Sam (<http://en.wikipedia.org/wiki/Sam_%28text_editor%29>) is also
interesting, the vi to Acme's emacs, so to speak. Same with the various window
managers styled after rio & 8 1/2, the filesystem, etc.

------
jfischer
There is a clone for X-windows called "Wily"
(<http://www.cse.yorku.ca/~oz/wily/>). I'm not sure if it is still actively
developed -- the website hasn't changed much since the 90's. I used it for a
while as my editor in the mid-90's. I liked the tiling window placement and
the extensibility model: instead of building new functionality in an extension
language (e.g. Emacs Lisp), you build it in external programs which interact
via an RPC protocol. The biggest drawback is that you really need a 3-button
mouse to effectively use Wily/Acme. Mouse-chords are to Acme/Wily as the
control key is to Emacs.

------
Hoff
This UI seems to be solving problems I don't have, and in a way I don't want.
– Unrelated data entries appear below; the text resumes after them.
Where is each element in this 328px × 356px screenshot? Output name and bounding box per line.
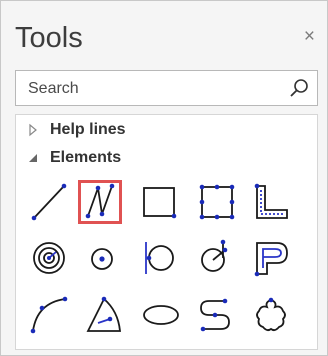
circle-center-tool[interactable] bbox=[81, 237, 123, 279]
arc-tool[interactable] bbox=[28, 294, 70, 336]
p-shape-tool-icon bbox=[254, 242, 288, 277]
circle-center-tool-icon bbox=[91, 248, 113, 270]
circle-tangent-tool[interactable] bbox=[138, 237, 180, 279]
cloud-shape-tool[interactable] bbox=[250, 294, 292, 336]
polyline-tool-icon bbox=[85, 183, 115, 219]
search-box bbox=[15, 70, 318, 106]
tree-node-help-lines[interactable]: Help lines bbox=[26, 121, 126, 139]
search-icon[interactable] bbox=[289, 78, 309, 98]
s-curve-tool[interactable] bbox=[194, 294, 236, 336]
p-shape-tool[interactable] bbox=[250, 237, 292, 279]
rectangle-points-tool-icon bbox=[199, 184, 235, 220]
corner-profile-tool-icon bbox=[254, 183, 288, 219]
arc-sector-tool[interactable] bbox=[83, 294, 125, 336]
cloud-shape-tool-icon bbox=[256, 297, 286, 332]
expand-triangle-icon[interactable] bbox=[26, 123, 40, 137]
arc-tool-icon bbox=[30, 296, 68, 334]
circle-offset-tool-icon bbox=[201, 239, 228, 272]
arc-sector-tool-icon bbox=[86, 296, 121, 332]
line-tool-icon bbox=[31, 183, 67, 221]
rectangle-tool-icon bbox=[143, 187, 177, 219]
concentric-circles-tool[interactable] bbox=[28, 237, 70, 279]
close-icon[interactable]: × bbox=[304, 23, 315, 51]
concentric-circles-tool-icon bbox=[33, 242, 65, 274]
tools-grid bbox=[16, 179, 317, 349]
collapse-triangle-icon[interactable] bbox=[26, 151, 40, 165]
tools-panel: Tools × Help lines Elements bbox=[0, 0, 328, 356]
panel-title: Tools bbox=[15, 22, 83, 54]
tree-node-elements[interactable]: Elements bbox=[26, 149, 121, 167]
rectangle-points-tool[interactable] bbox=[196, 181, 238, 223]
corner-profile-tool[interactable] bbox=[250, 181, 292, 223]
rectangle-tool[interactable] bbox=[138, 181, 180, 223]
s-curve-tool-icon bbox=[200, 298, 230, 332]
circle-tangent-tool-icon bbox=[145, 242, 174, 274]
tree-node-label: Help lines bbox=[50, 121, 126, 138]
line-tool[interactable] bbox=[28, 181, 70, 223]
polyline-tool[interactable] bbox=[78, 180, 122, 224]
ellipse-tool[interactable] bbox=[140, 294, 182, 336]
circle-offset-tool[interactable] bbox=[194, 237, 236, 279]
tools-tree: Help lines Elements bbox=[15, 114, 318, 350]
ellipse-tool-icon bbox=[143, 305, 179, 325]
tree-node-label: Elements bbox=[50, 149, 122, 166]
search-input[interactable] bbox=[26, 77, 280, 101]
When I'm coding, I don't want mail. Mail -- unless I'm waiting for a specific
mail message -- is a distraction. I don't want to see the source code control
system. That's yet another a distraction. I just want my code.

I want to focus on the code.

That's a source code editor and a (good) debugger and an application dump
analyzer that work in unison. I want to focus on the creation of the code, or
on the run-time behavior of the program itself, or on the test suite. Not the
tools.

If my tools can't help my focus, they're not helping me.

Now if the development suite can (upon request) analyze my source code and
suggest a better way to code something or can find and point to questionable
code, or can flag coding errors or to vulnerabilities, then I'm interested.

------
ashish1
looks great... gettin my hands on it for sure...